When it comes to Elasticsearch monitoring, these excellent solutions are available. Some are free, others require a commercial license, and some sit somewhere in between, offering some features for free and requiring a license for others. All options mentioned in this post are viable from our experience, so when it comes to selecting a monitoring solution for your cluster, it comes down to personal preference and your specific needs.

Due to our extensive experience with Elasticsearch and after using many different tools over the years, we developed and currently use Pulse ourselves for most use cases. The main advantage of Pulse is that it includes the capability for monitoring and alerting and gives actionable insights about the Elasticsearch cluster. From our experience, this is something that cannot be underestimated. Too often, engineers are plagued with a situation where the problem is known, but there is no idea what caused it, how to fix it, and how to prevent it from occurring again. Understanding the cause and effect of a failure and implementing a solution can sometimes take hours or even days. In these cases, having those expert tips can save time and money and zero in on the issue's root cause faster.

Another first-rate alternative would be to stick with the default tool, Kibana.
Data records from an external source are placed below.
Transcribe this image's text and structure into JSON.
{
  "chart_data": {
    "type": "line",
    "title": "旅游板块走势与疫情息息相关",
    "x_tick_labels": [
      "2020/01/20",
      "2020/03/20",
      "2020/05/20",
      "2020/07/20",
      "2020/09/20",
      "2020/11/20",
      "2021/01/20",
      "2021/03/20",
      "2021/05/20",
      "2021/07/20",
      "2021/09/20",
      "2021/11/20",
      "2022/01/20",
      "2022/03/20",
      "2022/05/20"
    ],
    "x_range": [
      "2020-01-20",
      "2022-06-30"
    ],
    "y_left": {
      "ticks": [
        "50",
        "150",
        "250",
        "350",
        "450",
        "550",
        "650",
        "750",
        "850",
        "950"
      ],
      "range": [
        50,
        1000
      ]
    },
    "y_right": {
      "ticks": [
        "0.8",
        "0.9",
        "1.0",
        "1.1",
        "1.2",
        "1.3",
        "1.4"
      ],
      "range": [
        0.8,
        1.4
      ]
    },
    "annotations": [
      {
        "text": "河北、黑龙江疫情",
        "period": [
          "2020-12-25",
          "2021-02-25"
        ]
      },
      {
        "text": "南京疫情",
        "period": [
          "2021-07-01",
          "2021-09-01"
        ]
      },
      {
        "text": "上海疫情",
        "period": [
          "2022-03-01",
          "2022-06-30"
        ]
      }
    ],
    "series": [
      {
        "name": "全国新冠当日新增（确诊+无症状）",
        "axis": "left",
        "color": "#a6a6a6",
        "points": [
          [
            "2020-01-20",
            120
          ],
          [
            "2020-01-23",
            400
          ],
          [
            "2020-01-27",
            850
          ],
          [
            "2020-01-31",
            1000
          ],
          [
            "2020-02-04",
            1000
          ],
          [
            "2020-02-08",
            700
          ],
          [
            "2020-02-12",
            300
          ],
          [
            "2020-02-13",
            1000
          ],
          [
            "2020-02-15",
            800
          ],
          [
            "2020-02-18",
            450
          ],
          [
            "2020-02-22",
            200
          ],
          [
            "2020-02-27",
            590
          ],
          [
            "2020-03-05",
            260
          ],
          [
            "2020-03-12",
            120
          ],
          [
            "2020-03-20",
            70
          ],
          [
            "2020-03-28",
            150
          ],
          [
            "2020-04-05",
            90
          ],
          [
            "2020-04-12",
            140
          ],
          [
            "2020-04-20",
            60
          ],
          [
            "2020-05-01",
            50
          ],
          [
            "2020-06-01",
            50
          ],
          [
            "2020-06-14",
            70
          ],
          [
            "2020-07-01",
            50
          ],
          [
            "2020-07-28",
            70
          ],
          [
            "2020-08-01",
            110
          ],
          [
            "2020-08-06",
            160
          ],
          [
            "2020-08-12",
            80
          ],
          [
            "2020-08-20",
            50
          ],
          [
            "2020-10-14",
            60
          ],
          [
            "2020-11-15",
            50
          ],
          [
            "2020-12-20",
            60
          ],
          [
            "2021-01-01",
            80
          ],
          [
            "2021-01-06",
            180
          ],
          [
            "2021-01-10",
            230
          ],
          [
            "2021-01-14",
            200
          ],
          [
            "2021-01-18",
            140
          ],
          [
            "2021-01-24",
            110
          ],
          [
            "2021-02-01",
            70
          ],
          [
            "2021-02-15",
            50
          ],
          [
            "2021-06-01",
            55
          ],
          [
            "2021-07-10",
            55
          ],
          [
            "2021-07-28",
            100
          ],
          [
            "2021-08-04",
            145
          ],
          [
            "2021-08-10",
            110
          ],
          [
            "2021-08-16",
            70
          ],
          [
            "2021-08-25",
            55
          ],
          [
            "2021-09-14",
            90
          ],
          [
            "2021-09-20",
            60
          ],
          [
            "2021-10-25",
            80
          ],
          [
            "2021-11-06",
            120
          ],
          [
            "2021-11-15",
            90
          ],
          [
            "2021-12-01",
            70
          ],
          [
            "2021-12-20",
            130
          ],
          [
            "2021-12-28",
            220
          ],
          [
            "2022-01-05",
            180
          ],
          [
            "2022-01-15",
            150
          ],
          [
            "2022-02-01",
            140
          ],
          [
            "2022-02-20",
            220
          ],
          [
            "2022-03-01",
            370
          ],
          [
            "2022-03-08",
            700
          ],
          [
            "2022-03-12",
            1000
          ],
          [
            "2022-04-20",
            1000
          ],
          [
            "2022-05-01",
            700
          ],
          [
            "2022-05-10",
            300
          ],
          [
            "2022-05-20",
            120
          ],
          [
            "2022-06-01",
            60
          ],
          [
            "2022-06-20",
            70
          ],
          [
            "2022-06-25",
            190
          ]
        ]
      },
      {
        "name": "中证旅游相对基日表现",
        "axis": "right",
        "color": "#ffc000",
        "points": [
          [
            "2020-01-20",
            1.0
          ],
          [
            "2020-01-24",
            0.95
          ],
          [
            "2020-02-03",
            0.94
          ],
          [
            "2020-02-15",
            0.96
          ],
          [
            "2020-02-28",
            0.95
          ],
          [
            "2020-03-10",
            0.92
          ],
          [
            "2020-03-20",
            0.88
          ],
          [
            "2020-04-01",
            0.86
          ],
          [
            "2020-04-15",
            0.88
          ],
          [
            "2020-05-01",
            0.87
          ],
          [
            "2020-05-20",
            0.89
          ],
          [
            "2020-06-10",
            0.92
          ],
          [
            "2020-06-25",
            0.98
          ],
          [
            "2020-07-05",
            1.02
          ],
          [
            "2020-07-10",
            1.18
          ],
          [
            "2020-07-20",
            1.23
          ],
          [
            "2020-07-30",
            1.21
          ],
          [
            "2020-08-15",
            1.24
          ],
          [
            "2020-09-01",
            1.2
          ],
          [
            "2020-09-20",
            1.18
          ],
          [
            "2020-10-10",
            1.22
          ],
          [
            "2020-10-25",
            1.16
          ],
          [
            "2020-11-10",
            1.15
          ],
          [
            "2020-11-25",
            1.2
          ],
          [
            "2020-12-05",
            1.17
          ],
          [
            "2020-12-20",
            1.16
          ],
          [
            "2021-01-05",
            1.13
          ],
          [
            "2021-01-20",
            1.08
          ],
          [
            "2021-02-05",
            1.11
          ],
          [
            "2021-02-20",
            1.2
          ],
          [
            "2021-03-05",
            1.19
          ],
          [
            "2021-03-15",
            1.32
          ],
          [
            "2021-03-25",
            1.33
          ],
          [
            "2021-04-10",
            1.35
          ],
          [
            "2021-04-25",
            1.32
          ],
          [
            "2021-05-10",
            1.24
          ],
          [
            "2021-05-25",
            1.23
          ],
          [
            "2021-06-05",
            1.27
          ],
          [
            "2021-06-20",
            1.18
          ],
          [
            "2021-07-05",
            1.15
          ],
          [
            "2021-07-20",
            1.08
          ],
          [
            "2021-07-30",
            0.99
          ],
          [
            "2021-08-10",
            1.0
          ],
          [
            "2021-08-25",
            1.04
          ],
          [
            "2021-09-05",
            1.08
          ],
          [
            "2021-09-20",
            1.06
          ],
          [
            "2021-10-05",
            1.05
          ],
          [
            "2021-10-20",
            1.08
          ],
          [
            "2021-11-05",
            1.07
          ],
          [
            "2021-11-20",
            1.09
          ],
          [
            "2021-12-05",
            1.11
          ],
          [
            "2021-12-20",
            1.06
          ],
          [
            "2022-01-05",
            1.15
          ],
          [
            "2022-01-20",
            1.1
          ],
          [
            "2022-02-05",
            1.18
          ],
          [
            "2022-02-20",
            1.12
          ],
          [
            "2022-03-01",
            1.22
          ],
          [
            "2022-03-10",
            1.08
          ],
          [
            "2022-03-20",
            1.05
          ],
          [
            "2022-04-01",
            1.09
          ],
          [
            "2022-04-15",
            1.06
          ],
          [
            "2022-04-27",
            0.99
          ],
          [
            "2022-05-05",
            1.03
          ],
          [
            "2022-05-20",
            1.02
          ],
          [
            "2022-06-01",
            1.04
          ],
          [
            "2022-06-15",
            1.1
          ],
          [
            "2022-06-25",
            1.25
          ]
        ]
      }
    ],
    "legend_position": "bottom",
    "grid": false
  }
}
This is especially true when you’re using a hosted Elasticsearch solution like Elastic Cloud, seeing as in Elastic Cloud the product is already part of the Elastic Stack and offers all the capabilities and licensed features out of the box.

As the best free and open-source monitoring solution, we recommend Grafana.

If you do not have cost concerns and would rather opt for a more commercial, full observability platform that encompasses not only your Elasticsearch clusters but also your applications, logs, and metrics, then New Relic or Datadog is the way to go.

We hope this helps you make better-informed decisions about your Elasticsearch monitoring needs.